In other cases, immigration attorneys say, the president's timing has been off.

Earlier this month, the administration changed the federal register regarding applicants seeking entry to the U.S. whose cases have been tied up for years because of a federal law that bars entry to people suspected of giving material support to terrorists groups. The change stopped the exclusion of applicants whose support is considered insignificant or unintentional.

Dan Kowalski, an Austin-based immigration attorney and editor of Bender's Immigration Bulletin, said the change was necessary. 

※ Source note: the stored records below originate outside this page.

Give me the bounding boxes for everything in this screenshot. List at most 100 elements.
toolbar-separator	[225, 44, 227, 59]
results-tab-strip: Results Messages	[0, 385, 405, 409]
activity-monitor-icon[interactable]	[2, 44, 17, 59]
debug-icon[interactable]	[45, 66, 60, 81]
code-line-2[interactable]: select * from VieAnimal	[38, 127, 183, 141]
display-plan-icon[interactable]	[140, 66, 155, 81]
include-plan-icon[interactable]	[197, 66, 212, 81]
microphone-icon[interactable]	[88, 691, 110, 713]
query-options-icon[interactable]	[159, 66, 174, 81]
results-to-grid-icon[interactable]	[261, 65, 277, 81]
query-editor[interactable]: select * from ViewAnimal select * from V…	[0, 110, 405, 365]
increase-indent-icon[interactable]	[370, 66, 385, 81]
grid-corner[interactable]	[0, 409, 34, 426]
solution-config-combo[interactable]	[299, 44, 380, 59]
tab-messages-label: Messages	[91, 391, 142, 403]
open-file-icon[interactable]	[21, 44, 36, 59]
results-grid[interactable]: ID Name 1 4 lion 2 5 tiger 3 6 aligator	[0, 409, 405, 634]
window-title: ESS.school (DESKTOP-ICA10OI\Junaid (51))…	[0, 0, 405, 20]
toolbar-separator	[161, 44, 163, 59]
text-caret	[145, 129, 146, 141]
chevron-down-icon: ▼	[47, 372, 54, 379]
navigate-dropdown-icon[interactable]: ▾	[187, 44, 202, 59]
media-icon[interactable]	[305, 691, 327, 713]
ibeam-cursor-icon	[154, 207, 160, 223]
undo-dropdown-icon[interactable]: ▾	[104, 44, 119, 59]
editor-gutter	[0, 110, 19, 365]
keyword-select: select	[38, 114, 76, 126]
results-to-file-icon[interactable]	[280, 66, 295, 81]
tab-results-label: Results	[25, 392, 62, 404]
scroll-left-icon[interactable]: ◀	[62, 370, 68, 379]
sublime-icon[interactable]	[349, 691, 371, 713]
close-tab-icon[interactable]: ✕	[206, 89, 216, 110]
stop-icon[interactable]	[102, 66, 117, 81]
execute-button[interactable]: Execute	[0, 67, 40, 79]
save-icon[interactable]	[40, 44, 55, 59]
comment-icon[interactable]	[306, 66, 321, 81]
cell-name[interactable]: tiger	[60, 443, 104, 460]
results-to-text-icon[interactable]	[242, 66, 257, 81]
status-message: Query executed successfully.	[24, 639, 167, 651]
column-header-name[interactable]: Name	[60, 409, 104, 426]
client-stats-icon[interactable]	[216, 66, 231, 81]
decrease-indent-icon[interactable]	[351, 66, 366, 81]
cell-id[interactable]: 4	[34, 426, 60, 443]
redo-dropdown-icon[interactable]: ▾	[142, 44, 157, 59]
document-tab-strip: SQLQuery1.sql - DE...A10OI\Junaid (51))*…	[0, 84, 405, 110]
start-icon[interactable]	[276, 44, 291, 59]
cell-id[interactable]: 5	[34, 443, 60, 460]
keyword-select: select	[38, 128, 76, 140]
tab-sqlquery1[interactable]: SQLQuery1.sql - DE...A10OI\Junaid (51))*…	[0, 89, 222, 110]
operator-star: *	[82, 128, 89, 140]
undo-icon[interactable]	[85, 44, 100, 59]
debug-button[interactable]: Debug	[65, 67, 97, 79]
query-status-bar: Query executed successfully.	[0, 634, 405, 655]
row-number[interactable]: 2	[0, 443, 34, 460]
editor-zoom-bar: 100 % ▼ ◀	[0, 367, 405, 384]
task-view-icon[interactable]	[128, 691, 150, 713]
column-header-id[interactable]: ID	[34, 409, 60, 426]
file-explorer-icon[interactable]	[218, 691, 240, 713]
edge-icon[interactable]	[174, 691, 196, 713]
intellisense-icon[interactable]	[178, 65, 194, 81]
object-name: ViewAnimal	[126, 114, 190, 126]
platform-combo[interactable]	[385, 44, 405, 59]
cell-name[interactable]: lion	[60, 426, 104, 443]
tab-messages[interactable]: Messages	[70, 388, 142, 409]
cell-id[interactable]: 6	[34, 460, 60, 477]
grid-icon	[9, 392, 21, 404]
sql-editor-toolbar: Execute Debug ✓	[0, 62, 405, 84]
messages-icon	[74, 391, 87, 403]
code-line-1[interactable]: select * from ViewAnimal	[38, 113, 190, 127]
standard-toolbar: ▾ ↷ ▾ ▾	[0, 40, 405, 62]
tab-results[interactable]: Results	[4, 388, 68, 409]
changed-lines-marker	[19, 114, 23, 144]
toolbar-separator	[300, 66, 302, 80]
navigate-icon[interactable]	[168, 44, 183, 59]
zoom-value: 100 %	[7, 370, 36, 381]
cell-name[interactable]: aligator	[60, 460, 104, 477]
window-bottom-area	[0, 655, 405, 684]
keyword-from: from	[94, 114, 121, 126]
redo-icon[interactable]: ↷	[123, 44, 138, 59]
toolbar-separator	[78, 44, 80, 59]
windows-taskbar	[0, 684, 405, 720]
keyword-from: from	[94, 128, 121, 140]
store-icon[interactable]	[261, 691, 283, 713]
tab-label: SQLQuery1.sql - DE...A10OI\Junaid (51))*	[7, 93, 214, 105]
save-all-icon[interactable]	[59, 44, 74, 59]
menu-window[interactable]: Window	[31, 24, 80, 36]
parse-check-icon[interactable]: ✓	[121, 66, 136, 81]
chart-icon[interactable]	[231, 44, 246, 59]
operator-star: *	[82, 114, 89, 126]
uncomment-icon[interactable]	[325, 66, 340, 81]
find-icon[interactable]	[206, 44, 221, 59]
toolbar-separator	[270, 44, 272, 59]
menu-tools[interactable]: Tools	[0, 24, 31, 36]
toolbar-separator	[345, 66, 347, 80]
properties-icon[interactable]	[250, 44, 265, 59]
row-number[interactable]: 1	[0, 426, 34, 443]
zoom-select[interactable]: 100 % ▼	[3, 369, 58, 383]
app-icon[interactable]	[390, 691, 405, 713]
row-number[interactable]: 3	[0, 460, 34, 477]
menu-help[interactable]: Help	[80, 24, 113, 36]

"You have this group, [thousands] of people who are sitting in the pipeline, some for many years, because their cases are just frozen," he said. "Maybe they gave a Band-Aid to a terrorist 10 years ago or a sip of water, something stupid. So it's a regulation that needed to happen."

The law applies to applicants from all countries, and each person affected by the rule change will still undergo a grueling background check, he added. But what some considered a minor tweak was derided by the president's opponents.

"We are a nation of laws, and the Executive Branch should not be allowed to unilaterally suspend our immigration laws to provide benefits to those who have supported terrorists," U.S. Sen. John Cornyn, R-Texas, said in a statement. 

Kowalski said the reaction was overblown, but he said the president might have waited before further angering Republicans.

"Politically, it wasn't necessarily the best thing. Maybe the best thing to do would be to postpone this, keep this in the hopper and wait until after the general election" to avoid driving a deeper wedge between Democrats and Republicans, he said.

While reform proponents' hope that Congress will act soon is fading, it is not gone. On Wednesday, 19 evangelical and Catholic organizations, including the diocese of Brownsville, wrote congressional leaders, pleading with them to consider legislation.

"We are hopeful for reform legislation that respects the God-given dignity of every person, protects family unity, respects the rule of law, guarantees the integrity of our national borders, ensures fairness for taxpayers, and makes it possible for undocumented immigrants who meet the requirements to become citizens if they desire," they wrote.